As I mentioned to reviewer 1, I have included at line 57 some new text about the decision to study this sample.

At line 74, I have also included that the PD1 and TOPO I screening are other test related to anticancer activity.

At line 257, I have included that both compounds displayed a GI₅₀ >1.2 E-5 M in all cell lines. Since these compounds did not show cytotoxicity, we further evaluated an anticancer response through other targets.

At line 274, I have mentioned that these peptides are not active as in the case of other reported halogenated peptides. In addition, an anticancer immune response was also evaluated and neither compound was able to impair PD1-PDL1 interaction. Moreover, compound 1 failed to inhibit the enzyme topoisomerase I.

At lines 14, 61, 73, 267 and 278 is mentioned the novelty of these structures.

At line 279, I declared that Ircinia and its microbiota are a new and distinctive source of novel structures, because I think that the microorganisms are the real source of these compounds, although this cannot be demonstrated from the current work because we just isolated them from an extract of the whole organisms.

Reviewer 4 Report

I would like to thank the authors for what appears to be a quality paper.  They have identified unique peptides that warrant further study and have provided some limited data on biological activity.  I have only a few small critiques from style.

Firstly, Figure 3 is a bit blurry in terms of the structures represented on it.  Is it possible to please provide a higher resolution image? 

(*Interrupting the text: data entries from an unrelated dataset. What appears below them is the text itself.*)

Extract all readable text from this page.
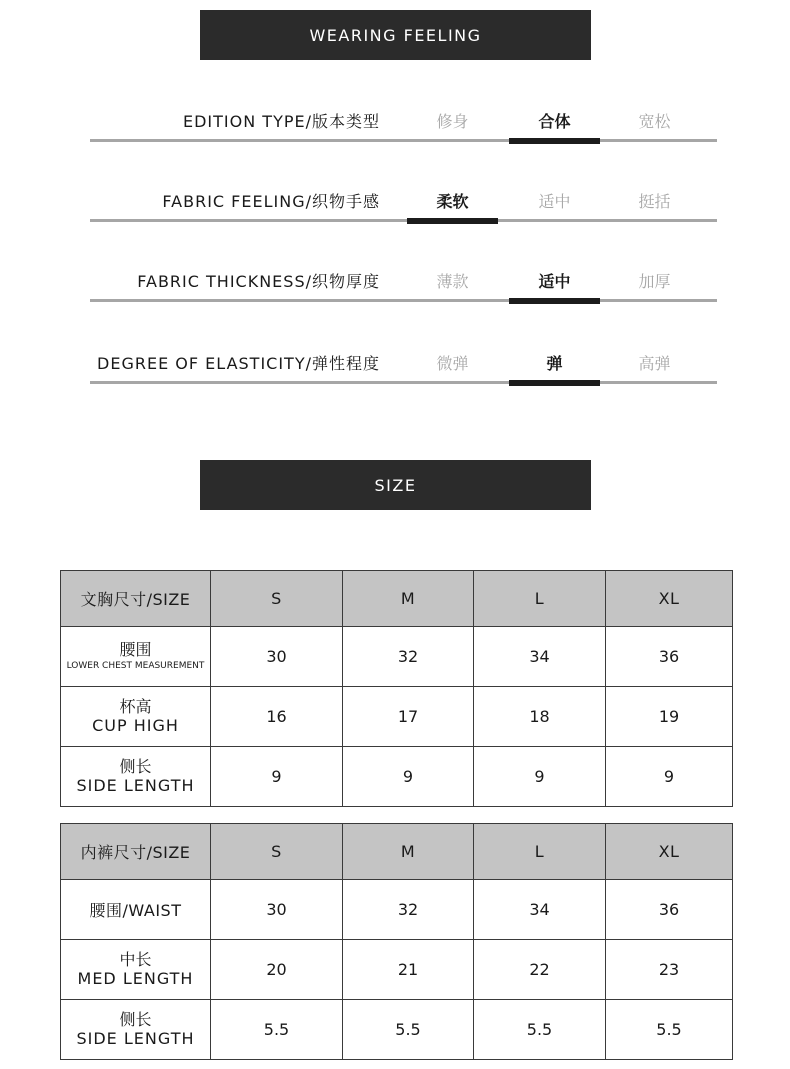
WEARING FEELING
EDITION TYPE/版本类型	修身	合体	宽松
FABRIC FEELING/织物手感	柔软	适中	挺括
FABRIC THICKNESS/织物厚度	薄款	适中	加厚
DEGREE OF ELASTICITY/弹性程度	微弹	弹	高弹
SIZE
文胸尺寸/SIZE	S	M	L	XL

腰围
LOWER CHEST MEASUREMENT	30	32	34	36

杯高
CUP HIGH	16	17	18	19

侧长
SIDE LENGTH	9	9	9	9
内裤尺寸/SIZE	S	M	L	XL
腰围/WAIST	30	32	34	36

中长
MED LENGTH	20	21	22	23

侧长
SIDE LENGTH	5.5	5.5	5.5	5.5
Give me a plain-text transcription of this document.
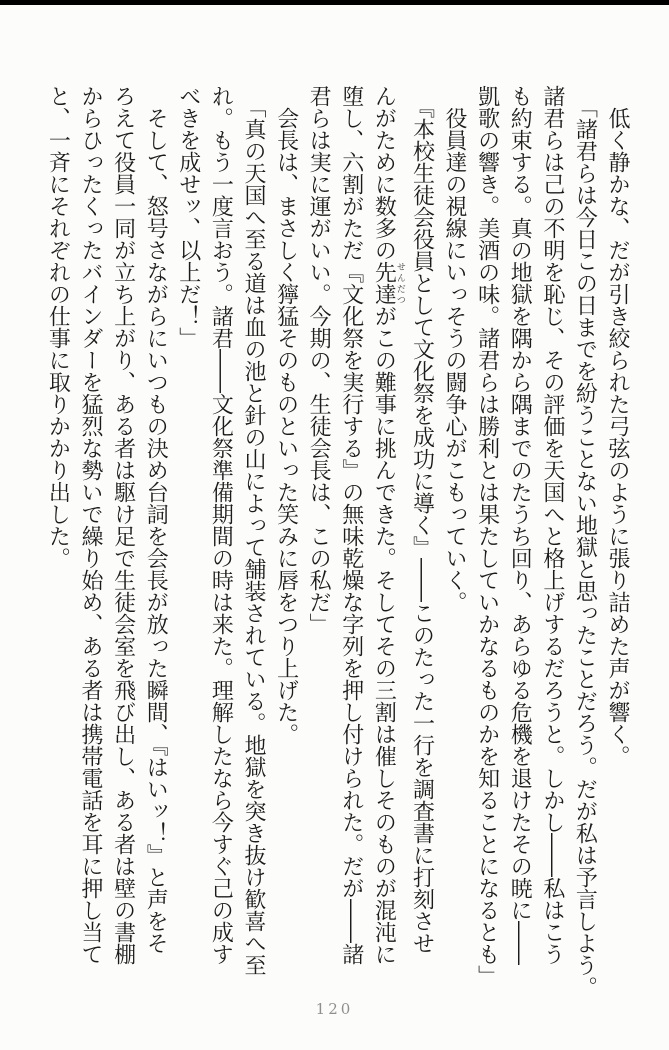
　低く静かな、だが引き絞られた弓弦のように張り詰めた声が響く。

　「諸君らは今日この日までを紛うことない地獄と思ったことだろう。だが私は予言しよう。

諸君らは己の不明を恥じ、その評価を天国へと格上げするだろうと。しかし――私はこう

も約束する。真の地獄を隅から隅までのたうち回り、あらゆる危機を退けたその暁に――

凱歌の響き。美酒の味。諸君らは勝利とは果たしていかなるものかを知ることになるとも」

　役員達の視線にいっそうの闘争心がこもっていく。

　『本校生徒会役員として文化祭を成功に導く』――このたった一行を調査書に打刻させ

んがために数多の先達せんだつがこの難事に挑んできた。そしてその三割は催しそのものが混沌に

堕し、六割がただ『文化祭を実行する』の無味乾燥な字列を押し付けられた。だが――諸

君らは実に運がいい。今期の、生徒会長は、この私だ」

　会長は、まさしく獰猛そのものといった笑みに唇をつり上げた。

　「真の天国へ至る道は血の池と針の山によって舗装されている。地獄を突き抜け歓喜へ至

れ。もう一度言おう。諸君――文化祭準備期間の時は来た。理解したなら今すぐ己の成す

べきを成せッ、以上だ！」

　そして、怒号さながらにいつもの決め台詞を会長が放った瞬間、『はいッ！』と声をそ

ろえて役員一同が立ち上がり、ある者は駆け足で生徒会室を飛び出し、ある者は壁の書棚

からひったくったバインダーを猛烈な勢いで繰り始め、ある者は携帯電話を耳に押し当て

と、一斉にそれぞれの仕事に取りかかり出した。

120
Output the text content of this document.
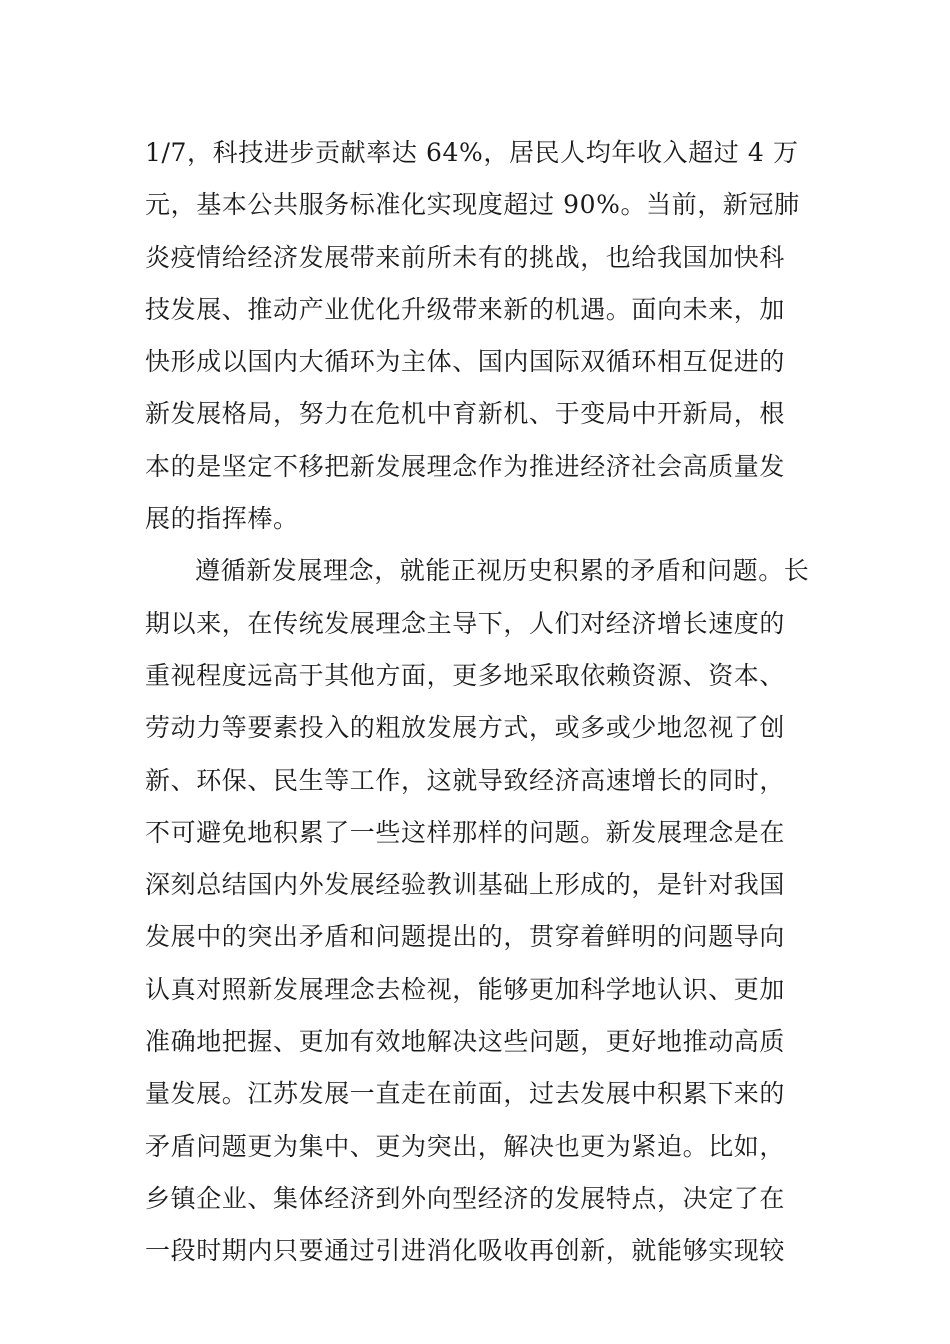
1/7，科技进步贡献率达 64%，居民人均年收入超过 4 万
元，基本公共服务标准化实现度超过 90%。当前，新冠肺
炎疫情给经济发展带来前所未有的挑战，也给我国加快科
技发展、推动产业优化升级带来新的机遇。面向未来，加
快形成以国内大循环为主体、国内国际双循环相互促进的
新发展格局，努力在危机中育新机、于变局中开新局，根
本的是坚定不移把新发展理念作为推进经济社会高质量发
展的指挥棒。
遵循新发展理念，就能正视历史积累的矛盾和问题。长
期以来，在传统发展理念主导下，人们对经济增长速度的
重视程度远高于其他方面，更多地采取依赖资源、资本、
劳动力等要素投入的粗放发展方式，或多或少地忽视了创
新、环保、民生等工作，这就导致经济高速增长的同时，
不可避免地积累了一些这样那样的问题。新发展理念是在
深刻总结国内外发展经验教训基础上形成的，是针对我国
发展中的突出矛盾和问题提出的，贯穿着鲜明的问题导向
认真对照新发展理念去检视，能够更加科学地认识、更加
准确地把握、更加有效地解决这些问题，更好地推动高质
量发展。江苏发展一直走在前面，过去发展中积累下来的
矛盾问题更为集中、更为突出，解决也更为紧迫。比如，
乡镇企业、集体经济到外向型经济的发展特点，决定了在
一段时期内只要通过引进消化吸收再创新，就能够实现较
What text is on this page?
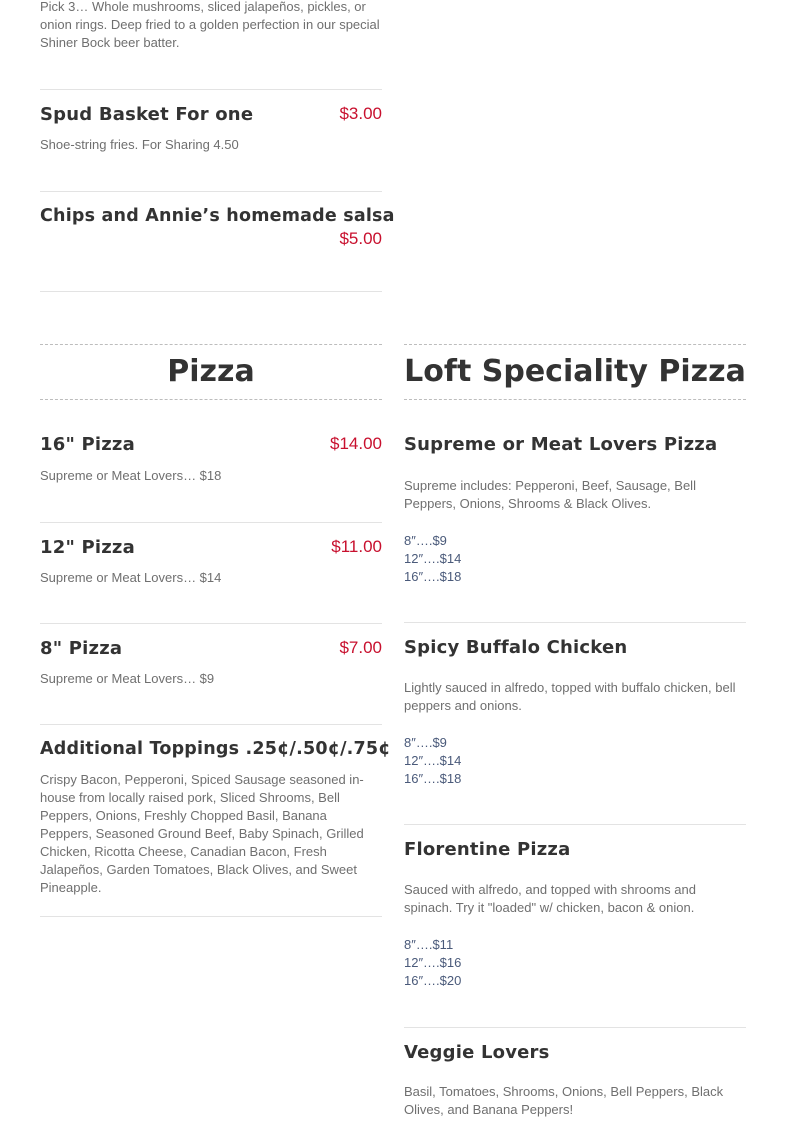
Pick 3… Whole mushrooms, sliced jalapeños, pickles, or onion rings. Deep fried to a golden perfection in our special Shiner Bock beer batter.

Spud Basket For one	$3.00

Shoe-string fries. For Sharing 4.50

Chips and Annie’s homemade salsa

$5.00
Pizza

16" Pizza	$14.00

Supreme or Meat Lovers… $18

12" Pizza	$11.00

Supreme or Meat Lovers… $14

8" Pizza	$7.00

Supreme or Meat Lovers… $9

Additional Toppings .25¢/.50¢/.75¢

Crispy Bacon, Pepperoni, Spiced Sausage seasoned in-house from locally raised pork, Sliced Shrooms, Bell Peppers, Onions, Freshly Chopped Basil, Banana Peppers, Seasoned Ground Beef, Baby Spinach, Grilled Chicken, Ricotta Cheese, Canadian Bacon, Fresh Jalapeños, Garden Tomatoes, Black Olives, and Sweet Pineapple.

Loft Speciality Pizza

Supreme or Meat Lovers Pizza

Supreme includes: Pepperoni, Beef, Sausage, Bell Peppers, Onions, Shrooms & Black Olives.

8″….$9

12″….$14

16″….$18

Spicy Buffalo Chicken

Lightly sauced in alfredo, topped with buffalo chicken, bell peppers and onions.

8″….$9

12″….$14

16″….$18

Florentine Pizza

Sauced with alfredo, and topped with shrooms and spinach. Try it "loaded" w/ chicken, bacon & onion.

8″….$11

12″….$16

16″….$20

Veggie Lovers

Basil, Tomatoes, Shrooms, Onions, Bell Peppers, Black Olives, and Banana Peppers!
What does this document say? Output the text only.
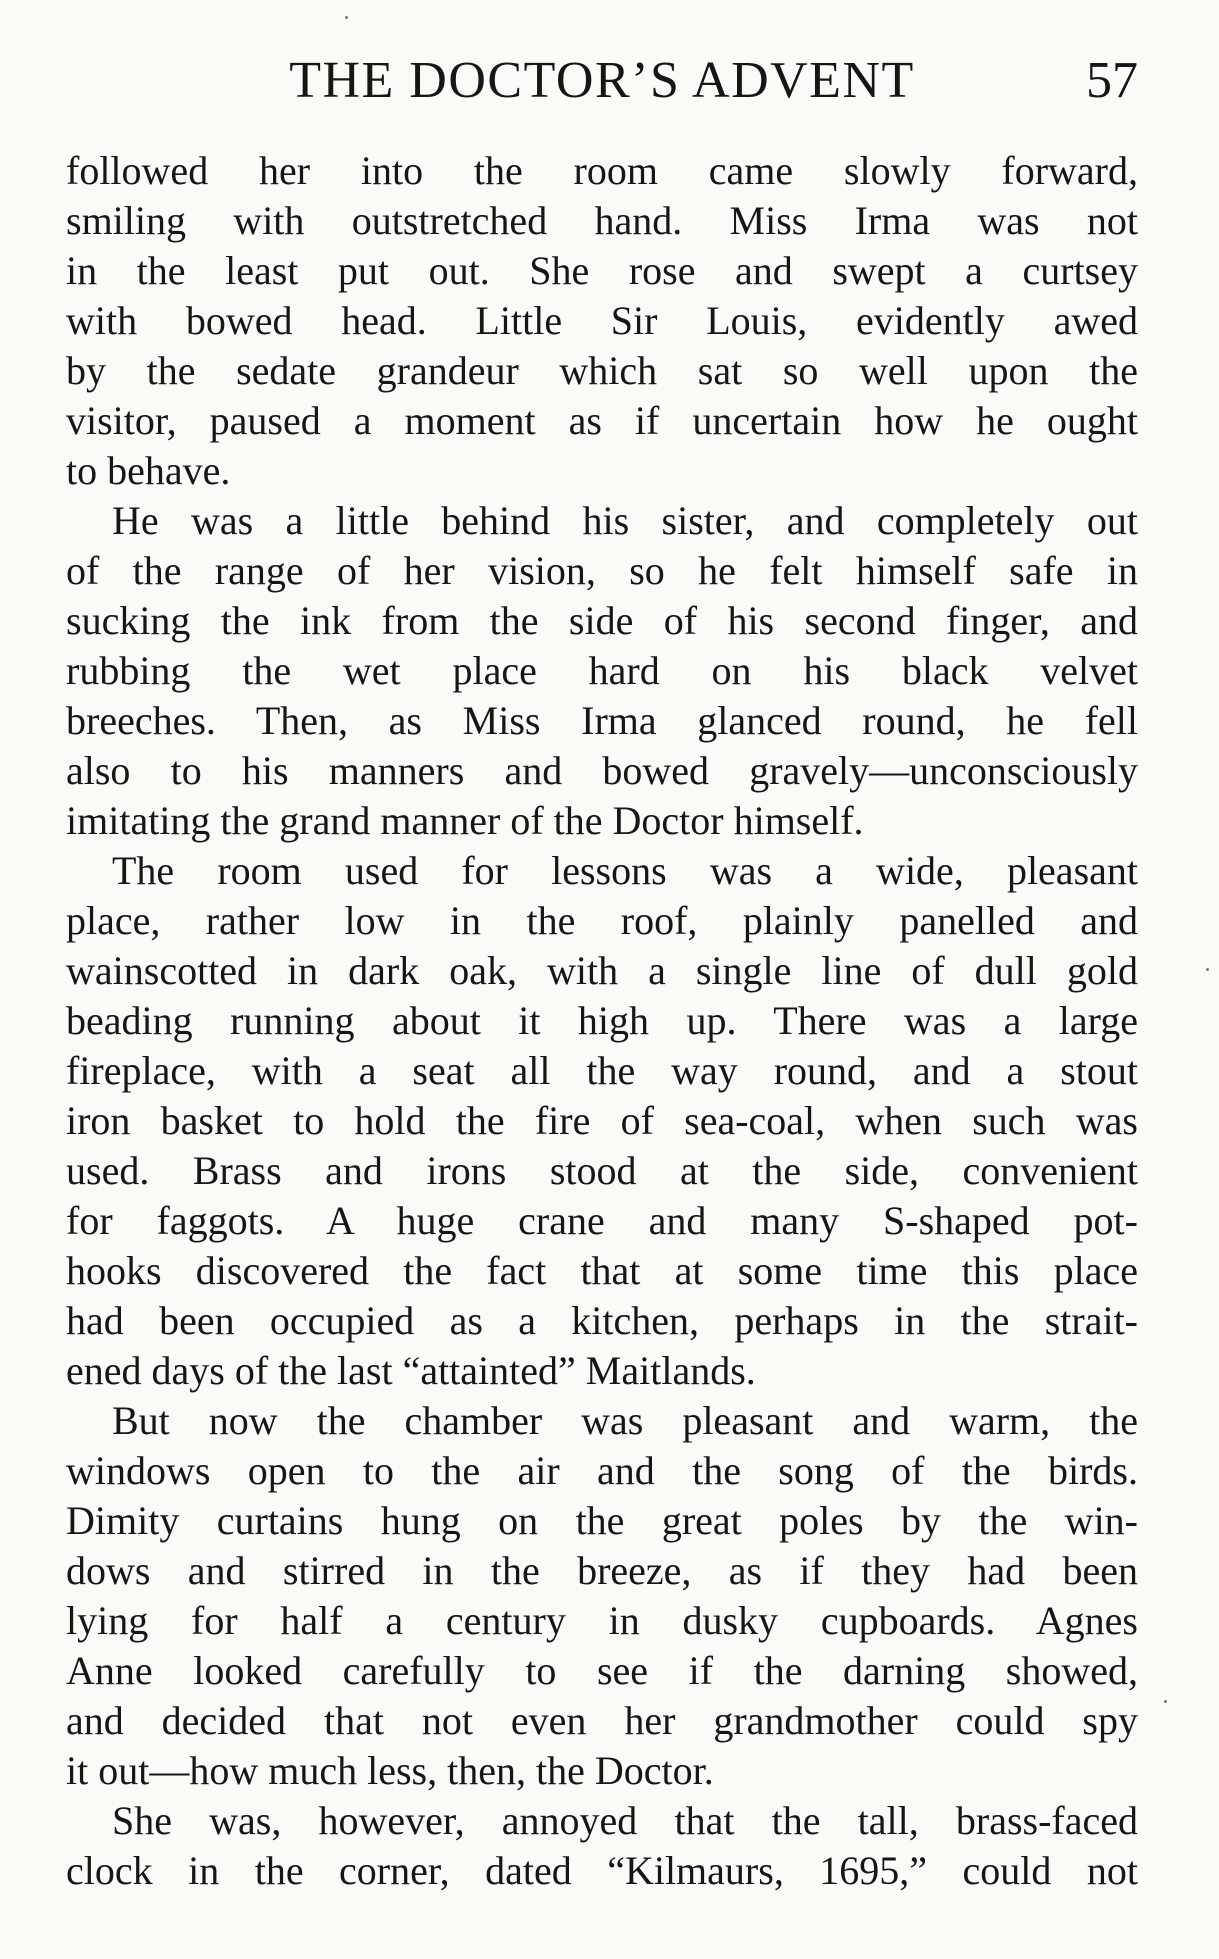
THE DOCTOR’S ADVENT	57
followed her into the room came slowly forward,
smiling with outstretched hand. Miss Irma was not
in the least put out. She rose and swept a curtsey
with bowed head. Little Sir Louis, evidently awed
by the sedate grandeur which sat so well upon the
visitor, paused a moment as if uncertain how he ought
to behave.
He was a little behind his sister, and completely out
of the range of her vision, so he felt himself safe in
sucking the ink from the side of his second finger, and
rubbing the wet place hard on his black velvet
breeches. Then, as Miss Irma glanced round, he fell
also to his manners and bowed gravely—unconsciously
imitating the grand manner of the Doctor himself.
The room used for lessons was a wide, pleasant
place, rather low in the roof, plainly panelled and
wainscotted in dark oak, with a single line of dull gold
beading running about it high up. There was a large
fireplace, with a seat all the way round, and a stout
iron basket to hold the fire of sea-coal, when such was
used. Brass and irons stood at the side, convenient
for faggots. A huge crane and many S-shaped pot-
hooks discovered the fact that at some time this place
had been occupied as a kitchen, perhaps in the strait-
ened days of the last “attainted” Maitlands.
But now the chamber was pleasant and warm, the
windows open to the air and the song of the birds.
Dimity curtains hung on the great poles by the win-
dows and stirred in the breeze, as if they had been
lying for half a century in dusky cupboards. Agnes
Anne looked carefully to see if the darning showed,
and decided that not even her grandmother could spy
it out—how much less, then, the Doctor.
She was, however, annoyed that the tall, brass-faced
clock in the corner, dated “Kilmaurs, 1695,” could not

Secondly, could the authors please qualify their statements towards the end about activity.  This reviewer agrees and thinks’ the authors assessment about the lack of activity is correct.  It would be good to offer a reference on a known, standard peptide tested against the cell lines mentioned.  This might give the readers a little bit more of a point of reference and something to think about for possibly improving these peptides down the line.

Overall, not many changes seem to be made, the paper flows logically and the data support the conclusions.

Author Response

Thank you for your valuable comments. We have provided a higher resolution image (line 128).

Due to the high novelty of these peptides, it is precarious to offer a comparison with other reported peptides. However, Gunungamide A with a halogenated pirrole ring in its structure also showed no activity at 15 μM in any of the four human tumor cell lines tested (A-549, HT-29, MDA-MB-231 and PSN-1)

On the other hand, Cyclocinamide A (3) was reported to be highly cytotoxic while cyclocinamide B (2) had no cytotoxicity against HCT-116. Interestingly, in spite of their close structural resemblance, the presence or not of a chlorine atom is crucial to their activity.

In the manuscript, I have included the text highlighted in yellow (line 274):

Cytotoxic activity in the four cancer cell lines tested was not observed for 1 and 2, as in the case of gunungamide A and cyclocinamide B.

Round 2

Reviewer 3 Report

Dear authors,

thank you for your comments and for the changes made in improving paper's biological content. 

Reading comment of collegues, certanly more competent than me in biochemistry, I have understood that compound's biochemical structure is the strong part of the paper. Thanks to the insights you made in the functional and biological part I accept the paper in the present form.